Duy Anh Nhan Duc, enfant, a grandi à proximité de Georges-Valbon qui était un peu son jardin. Pour créer son œuvre, il y revient à nouveau, monte dans les espaces les plus sauvages du parc, dans des petites friches ou sur les hauteurs où l’herbe n’est jamais tondue. Il y prélève des végétaux ou des graminées, le pissenlit étant sa graine de prédilection.

Ces plantes seront intégrées dans les parois vitrées de la mezzanine de la future gare, où un éclairage en magnifiera la beauté.

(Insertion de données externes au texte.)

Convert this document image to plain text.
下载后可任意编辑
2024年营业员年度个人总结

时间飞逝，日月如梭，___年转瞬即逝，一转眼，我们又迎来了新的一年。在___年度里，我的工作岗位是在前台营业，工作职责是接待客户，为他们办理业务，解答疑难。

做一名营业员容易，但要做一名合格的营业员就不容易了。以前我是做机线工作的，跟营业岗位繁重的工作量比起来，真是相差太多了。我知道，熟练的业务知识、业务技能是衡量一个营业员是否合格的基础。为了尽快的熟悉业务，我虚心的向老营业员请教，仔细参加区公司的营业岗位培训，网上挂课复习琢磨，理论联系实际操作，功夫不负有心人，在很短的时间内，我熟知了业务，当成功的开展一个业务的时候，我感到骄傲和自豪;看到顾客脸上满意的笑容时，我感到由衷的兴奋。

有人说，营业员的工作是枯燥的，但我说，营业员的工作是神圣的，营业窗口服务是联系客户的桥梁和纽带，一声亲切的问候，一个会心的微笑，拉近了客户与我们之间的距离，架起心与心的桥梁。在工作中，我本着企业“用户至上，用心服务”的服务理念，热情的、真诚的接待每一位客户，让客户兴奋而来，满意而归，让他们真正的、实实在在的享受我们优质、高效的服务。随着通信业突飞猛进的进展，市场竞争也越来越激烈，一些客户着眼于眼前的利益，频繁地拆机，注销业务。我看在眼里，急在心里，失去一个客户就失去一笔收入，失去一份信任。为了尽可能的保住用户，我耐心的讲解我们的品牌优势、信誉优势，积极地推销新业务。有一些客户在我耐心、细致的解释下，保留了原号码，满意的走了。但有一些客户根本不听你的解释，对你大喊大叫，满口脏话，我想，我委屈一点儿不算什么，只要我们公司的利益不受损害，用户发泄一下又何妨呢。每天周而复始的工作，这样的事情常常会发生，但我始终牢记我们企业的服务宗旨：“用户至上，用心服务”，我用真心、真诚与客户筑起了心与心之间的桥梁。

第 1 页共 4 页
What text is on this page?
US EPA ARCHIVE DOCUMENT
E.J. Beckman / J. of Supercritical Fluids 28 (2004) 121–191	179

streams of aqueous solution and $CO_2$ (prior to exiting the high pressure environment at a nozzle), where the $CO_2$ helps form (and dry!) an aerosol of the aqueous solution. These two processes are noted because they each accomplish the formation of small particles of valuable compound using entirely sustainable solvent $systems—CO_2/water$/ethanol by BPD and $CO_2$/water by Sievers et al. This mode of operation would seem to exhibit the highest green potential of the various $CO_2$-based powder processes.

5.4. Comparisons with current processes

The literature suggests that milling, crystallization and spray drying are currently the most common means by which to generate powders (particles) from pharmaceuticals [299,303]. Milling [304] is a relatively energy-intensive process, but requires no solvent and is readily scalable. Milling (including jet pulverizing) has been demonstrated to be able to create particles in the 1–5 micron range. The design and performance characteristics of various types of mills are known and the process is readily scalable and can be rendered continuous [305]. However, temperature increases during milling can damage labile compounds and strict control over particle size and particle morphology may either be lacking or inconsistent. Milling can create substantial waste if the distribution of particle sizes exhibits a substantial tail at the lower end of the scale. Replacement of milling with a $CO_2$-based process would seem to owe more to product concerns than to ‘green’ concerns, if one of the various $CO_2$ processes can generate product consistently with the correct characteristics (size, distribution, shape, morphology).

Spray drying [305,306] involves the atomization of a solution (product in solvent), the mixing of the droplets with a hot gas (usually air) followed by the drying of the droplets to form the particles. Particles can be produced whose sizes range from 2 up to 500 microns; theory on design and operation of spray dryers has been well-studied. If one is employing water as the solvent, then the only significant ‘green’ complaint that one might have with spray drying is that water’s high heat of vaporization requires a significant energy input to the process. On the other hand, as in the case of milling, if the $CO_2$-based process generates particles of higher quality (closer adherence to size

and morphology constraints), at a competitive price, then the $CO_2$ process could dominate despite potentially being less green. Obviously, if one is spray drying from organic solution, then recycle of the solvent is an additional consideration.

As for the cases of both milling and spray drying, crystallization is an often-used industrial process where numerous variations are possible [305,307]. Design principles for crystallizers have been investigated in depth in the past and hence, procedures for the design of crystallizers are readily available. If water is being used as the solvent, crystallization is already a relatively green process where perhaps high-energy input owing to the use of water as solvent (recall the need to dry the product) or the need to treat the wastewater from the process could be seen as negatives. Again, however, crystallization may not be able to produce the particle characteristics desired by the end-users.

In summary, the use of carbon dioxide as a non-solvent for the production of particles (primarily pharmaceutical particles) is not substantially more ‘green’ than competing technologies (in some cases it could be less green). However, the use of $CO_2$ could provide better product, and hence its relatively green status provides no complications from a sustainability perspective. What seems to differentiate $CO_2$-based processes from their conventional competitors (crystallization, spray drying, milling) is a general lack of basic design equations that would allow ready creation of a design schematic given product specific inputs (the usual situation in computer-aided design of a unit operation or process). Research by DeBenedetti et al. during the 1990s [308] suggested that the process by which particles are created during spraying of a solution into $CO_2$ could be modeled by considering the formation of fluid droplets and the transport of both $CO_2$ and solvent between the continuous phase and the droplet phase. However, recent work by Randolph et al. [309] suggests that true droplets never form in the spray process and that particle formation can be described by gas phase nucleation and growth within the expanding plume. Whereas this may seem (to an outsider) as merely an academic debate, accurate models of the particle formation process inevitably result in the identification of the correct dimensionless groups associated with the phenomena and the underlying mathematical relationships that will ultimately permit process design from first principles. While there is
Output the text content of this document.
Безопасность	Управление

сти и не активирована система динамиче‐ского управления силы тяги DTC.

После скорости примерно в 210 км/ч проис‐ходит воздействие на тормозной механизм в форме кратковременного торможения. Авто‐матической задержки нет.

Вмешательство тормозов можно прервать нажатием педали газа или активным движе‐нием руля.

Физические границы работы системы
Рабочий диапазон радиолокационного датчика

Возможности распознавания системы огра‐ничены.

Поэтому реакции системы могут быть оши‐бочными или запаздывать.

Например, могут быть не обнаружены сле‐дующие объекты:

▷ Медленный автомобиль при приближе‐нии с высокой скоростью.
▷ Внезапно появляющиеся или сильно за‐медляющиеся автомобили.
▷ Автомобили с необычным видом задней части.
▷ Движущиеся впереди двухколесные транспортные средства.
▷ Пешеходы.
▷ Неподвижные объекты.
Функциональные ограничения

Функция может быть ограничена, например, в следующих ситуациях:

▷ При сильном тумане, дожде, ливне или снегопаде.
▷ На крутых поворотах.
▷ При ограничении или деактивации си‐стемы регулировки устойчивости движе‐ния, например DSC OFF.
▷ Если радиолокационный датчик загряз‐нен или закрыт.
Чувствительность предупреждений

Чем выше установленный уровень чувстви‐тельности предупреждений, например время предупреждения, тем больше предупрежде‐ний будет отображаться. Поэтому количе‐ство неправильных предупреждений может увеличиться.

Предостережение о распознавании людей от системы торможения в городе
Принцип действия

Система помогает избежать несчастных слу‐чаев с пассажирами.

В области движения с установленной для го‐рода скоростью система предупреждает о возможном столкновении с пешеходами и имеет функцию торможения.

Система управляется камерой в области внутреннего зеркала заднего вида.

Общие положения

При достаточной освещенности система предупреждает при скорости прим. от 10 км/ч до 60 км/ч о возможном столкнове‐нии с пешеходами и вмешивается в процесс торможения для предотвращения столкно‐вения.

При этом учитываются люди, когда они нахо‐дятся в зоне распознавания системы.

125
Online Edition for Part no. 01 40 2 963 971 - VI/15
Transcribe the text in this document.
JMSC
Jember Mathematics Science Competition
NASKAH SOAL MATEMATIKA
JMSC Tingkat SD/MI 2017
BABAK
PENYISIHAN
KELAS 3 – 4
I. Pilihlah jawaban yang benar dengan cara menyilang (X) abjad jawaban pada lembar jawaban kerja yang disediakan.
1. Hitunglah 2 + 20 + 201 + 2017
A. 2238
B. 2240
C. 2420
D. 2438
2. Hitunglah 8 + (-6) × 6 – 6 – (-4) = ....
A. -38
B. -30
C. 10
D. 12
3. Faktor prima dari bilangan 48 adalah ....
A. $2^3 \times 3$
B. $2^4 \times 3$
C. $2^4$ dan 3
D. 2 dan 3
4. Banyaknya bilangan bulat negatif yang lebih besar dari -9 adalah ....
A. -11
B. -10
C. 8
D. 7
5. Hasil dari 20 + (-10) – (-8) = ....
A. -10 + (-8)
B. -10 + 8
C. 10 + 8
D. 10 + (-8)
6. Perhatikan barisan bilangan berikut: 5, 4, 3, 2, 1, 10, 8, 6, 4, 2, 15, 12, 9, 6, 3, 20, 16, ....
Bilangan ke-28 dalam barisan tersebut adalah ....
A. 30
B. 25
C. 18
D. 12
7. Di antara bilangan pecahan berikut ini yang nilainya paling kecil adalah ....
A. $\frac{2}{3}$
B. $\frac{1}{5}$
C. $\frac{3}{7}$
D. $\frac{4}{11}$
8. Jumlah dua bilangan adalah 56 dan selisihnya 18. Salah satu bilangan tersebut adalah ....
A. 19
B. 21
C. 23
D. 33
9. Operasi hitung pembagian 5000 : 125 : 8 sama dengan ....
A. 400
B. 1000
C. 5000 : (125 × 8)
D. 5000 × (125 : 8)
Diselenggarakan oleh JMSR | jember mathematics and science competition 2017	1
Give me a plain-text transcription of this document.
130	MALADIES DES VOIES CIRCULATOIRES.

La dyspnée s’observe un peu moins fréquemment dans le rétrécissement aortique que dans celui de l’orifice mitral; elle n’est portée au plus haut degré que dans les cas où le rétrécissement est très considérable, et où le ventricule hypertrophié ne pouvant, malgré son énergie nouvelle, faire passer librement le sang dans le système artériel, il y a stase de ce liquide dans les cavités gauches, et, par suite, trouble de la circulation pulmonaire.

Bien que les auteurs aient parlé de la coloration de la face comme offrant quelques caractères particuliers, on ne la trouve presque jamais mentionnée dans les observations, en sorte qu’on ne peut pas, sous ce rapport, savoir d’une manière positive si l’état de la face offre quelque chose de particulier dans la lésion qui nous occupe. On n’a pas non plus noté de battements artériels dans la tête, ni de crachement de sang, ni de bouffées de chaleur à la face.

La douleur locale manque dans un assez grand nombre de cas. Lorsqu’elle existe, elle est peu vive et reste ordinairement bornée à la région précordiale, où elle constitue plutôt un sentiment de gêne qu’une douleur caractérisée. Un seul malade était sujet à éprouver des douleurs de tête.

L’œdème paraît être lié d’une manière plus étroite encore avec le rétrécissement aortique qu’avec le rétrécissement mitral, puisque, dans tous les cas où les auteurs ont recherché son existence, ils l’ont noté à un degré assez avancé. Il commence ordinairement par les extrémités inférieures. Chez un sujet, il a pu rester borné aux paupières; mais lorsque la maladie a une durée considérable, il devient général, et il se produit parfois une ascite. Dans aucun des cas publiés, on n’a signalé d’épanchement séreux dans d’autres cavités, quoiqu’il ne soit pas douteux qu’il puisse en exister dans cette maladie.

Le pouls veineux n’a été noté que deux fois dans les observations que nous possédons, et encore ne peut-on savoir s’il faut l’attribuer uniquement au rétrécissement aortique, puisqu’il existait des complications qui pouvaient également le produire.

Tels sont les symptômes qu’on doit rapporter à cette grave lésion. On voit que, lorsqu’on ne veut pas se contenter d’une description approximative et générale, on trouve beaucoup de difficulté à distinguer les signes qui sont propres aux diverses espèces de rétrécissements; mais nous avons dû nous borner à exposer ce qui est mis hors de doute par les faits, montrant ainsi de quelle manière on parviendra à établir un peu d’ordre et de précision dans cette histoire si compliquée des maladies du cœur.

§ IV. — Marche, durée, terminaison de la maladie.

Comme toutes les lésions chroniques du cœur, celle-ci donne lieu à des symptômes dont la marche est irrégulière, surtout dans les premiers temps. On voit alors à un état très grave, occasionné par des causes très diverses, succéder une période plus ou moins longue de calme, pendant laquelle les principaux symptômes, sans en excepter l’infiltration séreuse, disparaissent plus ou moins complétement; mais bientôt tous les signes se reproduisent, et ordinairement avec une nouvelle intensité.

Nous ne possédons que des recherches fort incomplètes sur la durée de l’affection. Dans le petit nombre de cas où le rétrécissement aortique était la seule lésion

Mais loin de l’artiste l’idée de transformer la gare en musée de sciences naturelles.

« On parle tout le temps de la perte de la biodiversité, de préservation des espaces verts, mais il est impossible de se connecter à la nature sans connaître le plaisir de marcher pieds nus dans l’herbe, s’anime-t-il. Je veux créer des œuvres où parents et grands-parents aient une expérience sensible et pas uniquement visuelle. » Une invitation lancée aux adultes pour redécouvrir le plaisir simple des enfants, qui se lient instinctivement à la nature en montant aux arbres ou en comptant les feuilles de trèfles.

L'artiste devant une de ses œuvres.

L'artiste devant une de ses œuvres.

En quittant l’artiste, une question nous brûle les lèvres. Que lit Duy Anh Nhan Duc dans ses propres lignes de vie ? Chose peu ordinaire, seules deux lignes sont dessinées au creux de la main gauche. « On me dit que ma ligne de vie et ma ligne de travail n’en font qu’une, très longue et très nette.  Mon travail sera ma vie ! Ça m’a renforcé pour que je continue dans cette voie d’artiste. » Est-ce un hasard ? Deux lignes du Grand Paris Express, les 16 et 17, passeront justement à La Courneuve Six-routes

En attendant la mise en service de la gare La Courneuve Six-Routes, on peut découvrir le travail de Duy Anh Nhan Duc au musée Guimet, à Paris, de novembre 2021 à février 2022.